The PH of a 1.3M HF solution is 3.18. What % of the acid ionized?
pH = -log(H^+)
3.18 = -log(H^+)
(H^+) = 6.6E-4 but you should confirm that.
...........HF ==> H^+ + F^-
...........1.3..6.6E-4..6.6E-4
%ionization = (6.6E-4/1.3)*100 = ?
thank you!!
To find the percentage of the acid ionized in a solution, we can use the concept of the acid dissociation constant (Ka) and the Henderson-Hasselbalch equation.
The Henderson-Hasselbalch equation is given by: pH = pKa + log([A-]/[HA])

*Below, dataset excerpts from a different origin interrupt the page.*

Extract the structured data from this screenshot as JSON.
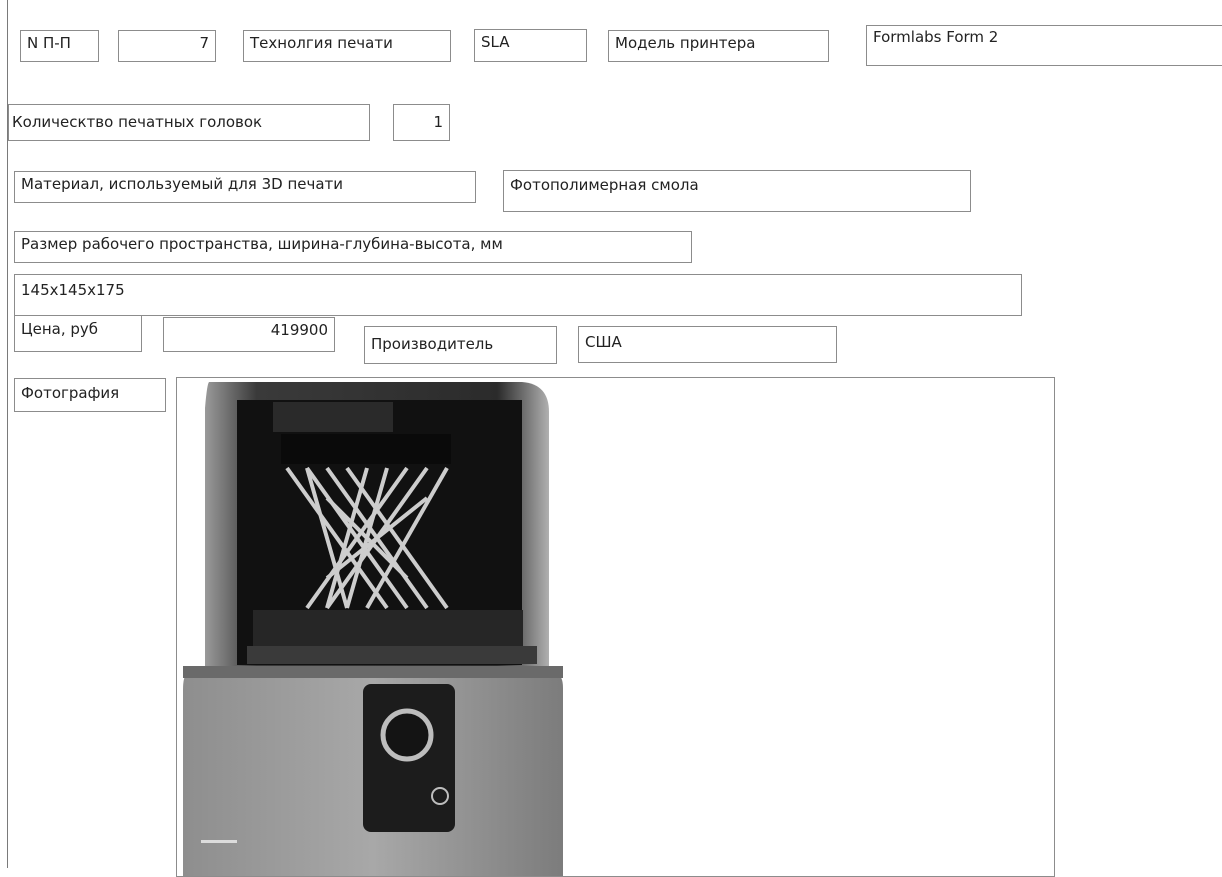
{
  "fields": {
    "np_label": "N П-П",
    "np_value": "7",
    "tech_label": "Технолгия печати",
    "tech_value": "SLA",
    "model_label": "Модель принтера",
    "model_value": "Formlabs Form 2",
    "heads_label": "Колическтво печатных головок",
    "heads_value": "1",
    "material_label": "Материал, используемый для 3D печати",
    "material_value": "Фотополимерная смола",
    "size_label": "Размер рабочего пространства, ширина-глубина-высота, мм",
    "size_value": "145x145x175",
    "price_label": "Цена, руб",
    "price_value": "419900",
    "maker_label": "Производитель",
    "maker_value": "США",
    "photo_label": "Фотография"
  },
  "photo": {
    "subject": "Formlabs Form 2 printer",
    "icon": "printer-photo"
  }
}
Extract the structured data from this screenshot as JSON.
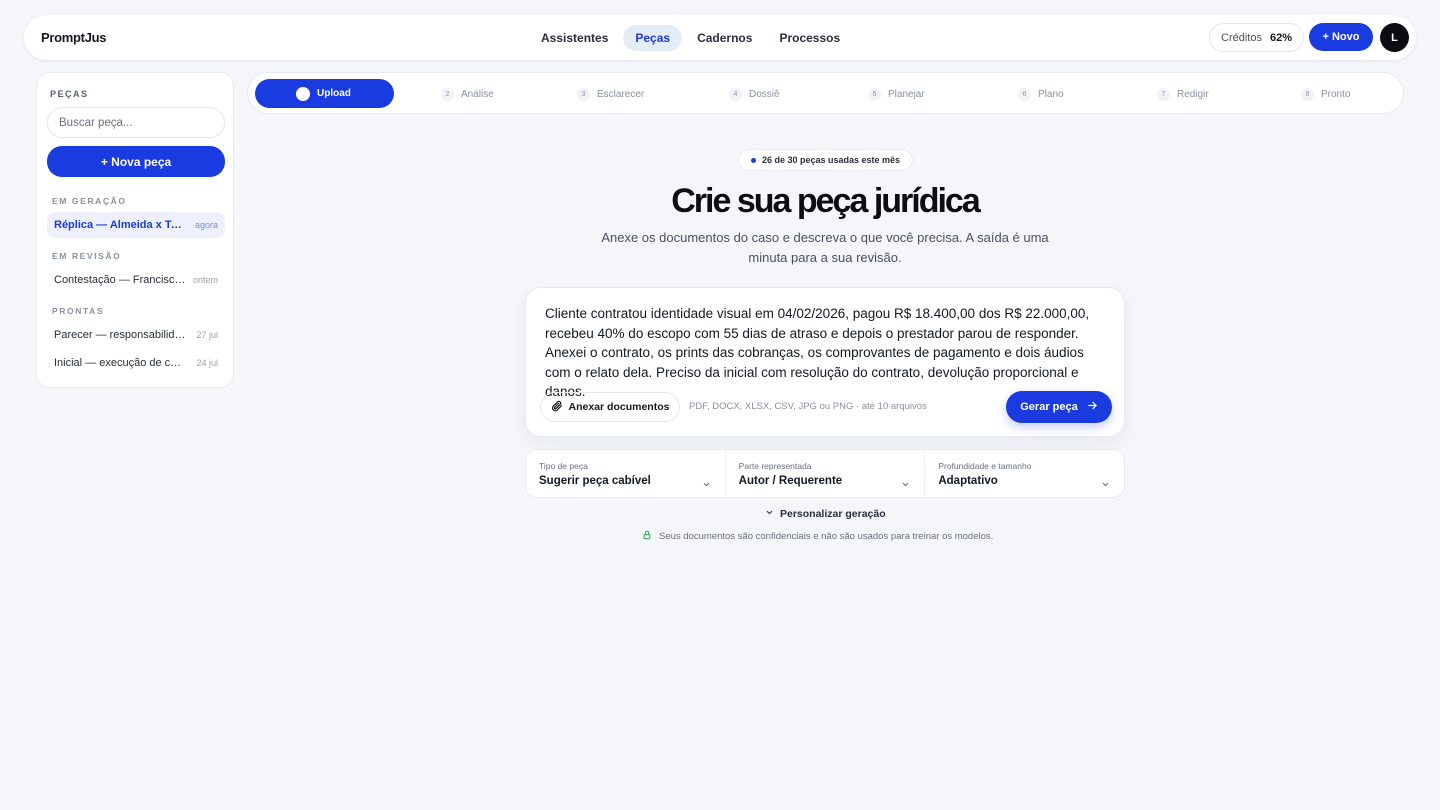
{
  "header": {
    "brand": "PromptJus",
    "nav": [
      {
        "label": "Assistentes",
        "active": false
      },
      {
        "label": "Peças",
        "active": true
      },
      {
        "label": "Cadernos",
        "active": false
      },
      {
        "label": "Processos",
        "active": false
      }
    ],
    "credits_label": "Créditos",
    "credits_value": "62%",
    "new_button": "+ Novo",
    "avatar_initial": "L"
  },
  "sidebar": {
    "title": "PEÇAS",
    "search_placeholder": "Buscar peça...",
    "new_button": "+ Nova peça",
    "sections": [
      {
        "title": "EM GERAÇÃO",
        "items": [
          {
            "label": "Réplica — Almeida x Telecom",
            "time": "agora",
            "active": true
          }
        ]
      },
      {
        "title": "EM REVISÃO",
        "items": [
          {
            "label": "Contestação — Francisco Souza",
            "time": "ontem",
            "active": false
          }
        ]
      },
      {
        "title": "PRONTAS",
        "items": [
          {
            "label": "Parecer — responsabilidade civil",
            "time": "27 jul",
            "active": false
          },
          {
            "label": "Inicial — execução de cheque",
            "time": "24 jul",
            "active": false
          }
        ]
      }
    ]
  },
  "stepper": {
    "active": {
      "label": "Upload"
    },
    "steps": [
      {
        "num": "2",
        "label": "Análise"
      },
      {
        "num": "3",
        "label": "Esclarecer"
      },
      {
        "num": "4",
        "label": "Dossiê"
      },
      {
        "num": "5",
        "label": "Planejar"
      },
      {
        "num": "6",
        "label": "Plano"
      },
      {
        "num": "7",
        "label": "Redigir"
      },
      {
        "num": "8",
        "label": "Pronto"
      }
    ]
  },
  "main": {
    "usage_badge": "26 de 30 peças usadas este mês",
    "title": "Crie sua peça jurídica",
    "subtitle": "Anexe os documentos do caso e descreva o que você precisa. A saída é uma minuta para a sua revisão.",
    "composer_text": "Cliente contratou identidade visual em 04/02/2026, pagou R$ 18.400,00 dos R$ 22.000,00, recebeu 40% do escopo com 55 dias de atraso e depois o prestador parou de responder. Anexei o contrato, os prints das cobranças, os comprovantes de pagamento e dois áudios com o relato dela. Preciso da inicial com resolução do contrato, devolução proporcional e danos.",
    "attach_label": "Anexar documentos",
    "attach_hint": "PDF, DOCX, XLSX, CSV, JPG ou PNG · até 10 arquivos",
    "generate_label": "Gerar peça",
    "selects": [
      {
        "caption": "Tipo de peça",
        "value": "Sugerir peça cabível"
      },
      {
        "caption": "Parte representada",
        "value": "Autor / Requerente"
      },
      {
        "caption": "Profundidade e tamanho",
        "value": "Adaptativo"
      }
    ],
    "personalize_label": "Personalizar geração",
    "privacy_note": "Seus documentos são confidenciais e não são usados para treinar os modelos."
  },
  "colors": {
    "accent": "#1a3be0",
    "background": "#f4f6fa",
    "privacy_lock": "#2f9e5a"
  },
  "icons": [
    "paperclip-icon",
    "arrow-right-icon",
    "chevron-down-icon",
    "lock-icon"
  ]
}
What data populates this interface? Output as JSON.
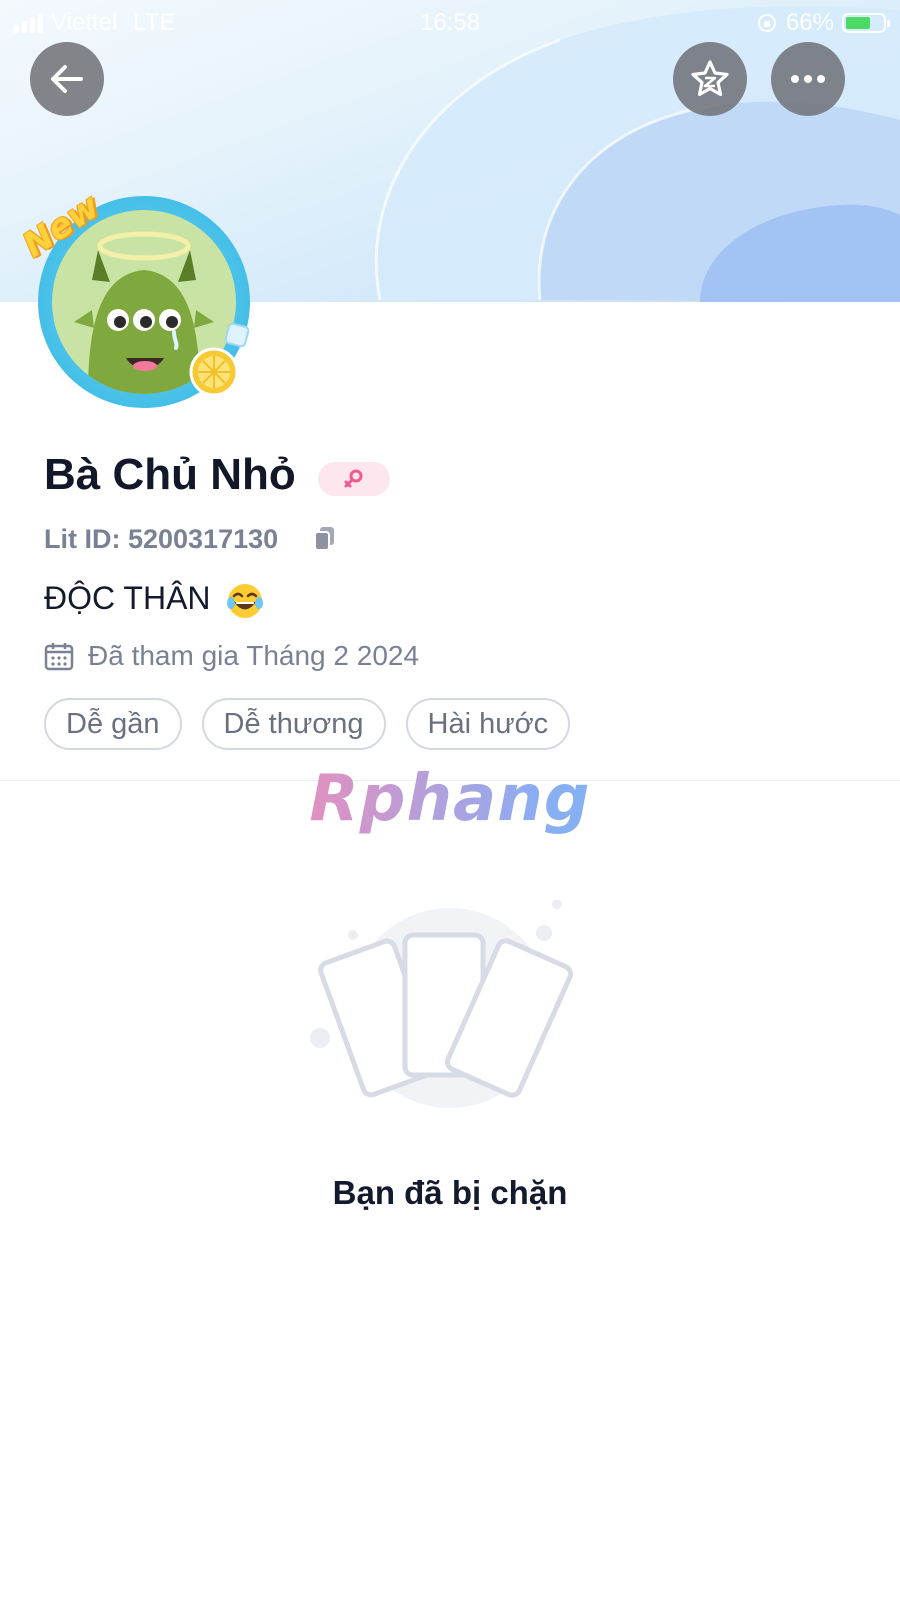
{
  "status_bar": {
    "carrier": "Viettel",
    "network": "LTE",
    "time": "16:58",
    "battery": "66%"
  },
  "header": {
    "back_icon": "arrow-left-icon",
    "favorite_icon": "star-icon",
    "more_icon": "ellipsis-icon"
  },
  "profile": {
    "avatar_badge": "New",
    "name": "Bà Chủ Nhỏ",
    "gender_icon": "female-icon",
    "lit_id": "Lit ID: 5200317130",
    "bio": "ĐỘC THÂN",
    "bio_emoji": "😂",
    "joined": "Đã tham gia Tháng 2 2024",
    "tags": [
      "Dễ gần",
      "Dễ thương",
      "Hài hước"
    ]
  },
  "watermark": "Rphang",
  "empty_state": {
    "message": "Bạn đã bị chặn"
  },
  "colors": {
    "text_primary": "#141a2e",
    "text_secondary": "#7b8194",
    "tag_border": "#d4d8e1",
    "gender_badge_bg": "#fde6ee",
    "gender_icon": "#f0598f",
    "header_button_bg": "#6e7076"
  }
}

In this case, HF is a weak acid and partially ionizes in water to form H+ and F- ions. The dissociation reaction for HF can be written as: HF ↔ H+ + F-
The Ka expression for this reaction is: Ka = [H+][F-]/[HF]
Since we are given the pH of the solution (pH = 3.18), we can convert it back to the [H+] concentration using the formula: [H+] = 10^(-pH)
Now, we need to find the concentration of [HF], [H+], and [F-]. Since the initial concentration of HF is given as 1.3M, [HF] = 1.3M.
To solve for the concentration of [H+], we substitute the given pH value into the formula: [H+] = 10^(-3.18) = 6.31 x 10^(-4) M
Using the equation Ka = [H+][F-]/[HF], we can substitute the known values:
Ka = (6.31 x 10^(-4) M) * (x) / (1.3 M)
where x represents the concentration of [F-].
Rearranging the equation, we get: x = (Ka * [HF]) / [H+]
x = (6.31 x 10^(-4) M) * (1.3 M) / (6.31 x 10^(-4) M)
x = 1.3 M
Now, the percentage of the acid ionized can be determined by dividing the concentration of [F-] by the initial [HF] concentration and multiplying by 100:
Percentage of acid ionized = ([F-] / [HF]) x 100
Percentage of acid ionized = (1.3 M / 1.3 M) x 100
Percentage of acid ionized = 100%
Therefore, 100% of the HF acid is ionized in the 1.3M HF solution.